By Aug 2, 30 provinces, municipalities and autonomous regions had issued reports concerning their fixed-asset investments in the first half of the year. Of those, 26 saw their investments increase at a rate that was faster than the national average increase, according to China Enterprise News, a newspaper run by the China Enterprise Confederation and Chinese Enterprise Directors' Association.
The southwestern province of Guizhou saw its fixed-asset investment increase by 58.1 percent year-on-year.
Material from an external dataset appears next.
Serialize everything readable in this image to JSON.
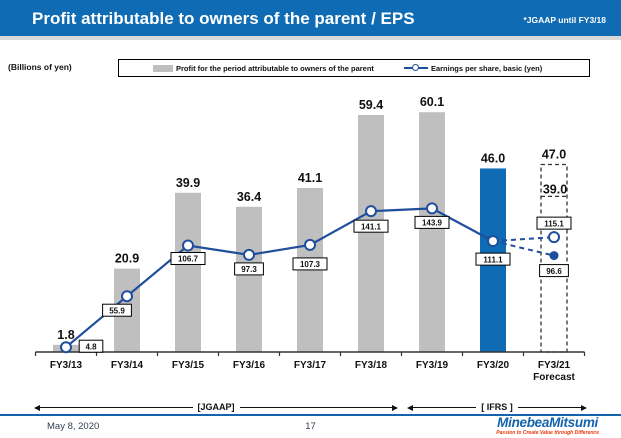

Shanghai, in contrast, recorded a growth rate of 4.5 percent.
The newspaper quoted an official in the National Development and Reform Commission as saying that even though the central government has no plans to adopt a stimulus package similar to the one it had in late 2008, local governments have come up with their own versions of financial stimulus.
Much as Beijing did a few years ago, many local governments' stimulus spending is going into large-scale public-works projects.
"We may be racing recklessly toward an abysmal state of government indebtedness," Ye Tan, an independent business commentator, told the newspaper National Business Daily.
She noted that 24 cities introduced ambitious urban development investment programs from June to July. Those have a combined budget of almost 500 billion yuan.
On July 25, Changsha, capital of Hunan province, introduced plans to make various important investments. The city listed 195 projects, which are expected to be undertaken at a cost of nearly 830 billion yuan.
Many economists expressed reservations about the "4 trillion-yuan program 2.0".
According to Zhao Xiao, an economics professor with the Beijing Institute of Technology and a former National Development and Reform Commission official, Chinese local governments' debts increased by as much as 40 times in 13 years, hitting 10.7 trillion yuan by the end of 2010.
Much of that spending has been slow to generate significant returns and is therefore considered to be largely unsustainable, Zhao said.
Local governments' stimulus plans are likely to lead to even worse overcapacity in some industries and even worse government debt, he said.
Zhao cited research suggesting that China's credit-to-GDP ratio is now as high as 123 percent, higher than that of the United States, whose credit-to-GDP ratio is about 60 percent. In 2012, local governments' debt-to-asset ratio is expected to exceed the danger point of 20 percent, increasing to as much as 26.6 percent.
China will have to pay a high price, Zhao warned, for its twisted and lopsided understanding of Keynesian economics.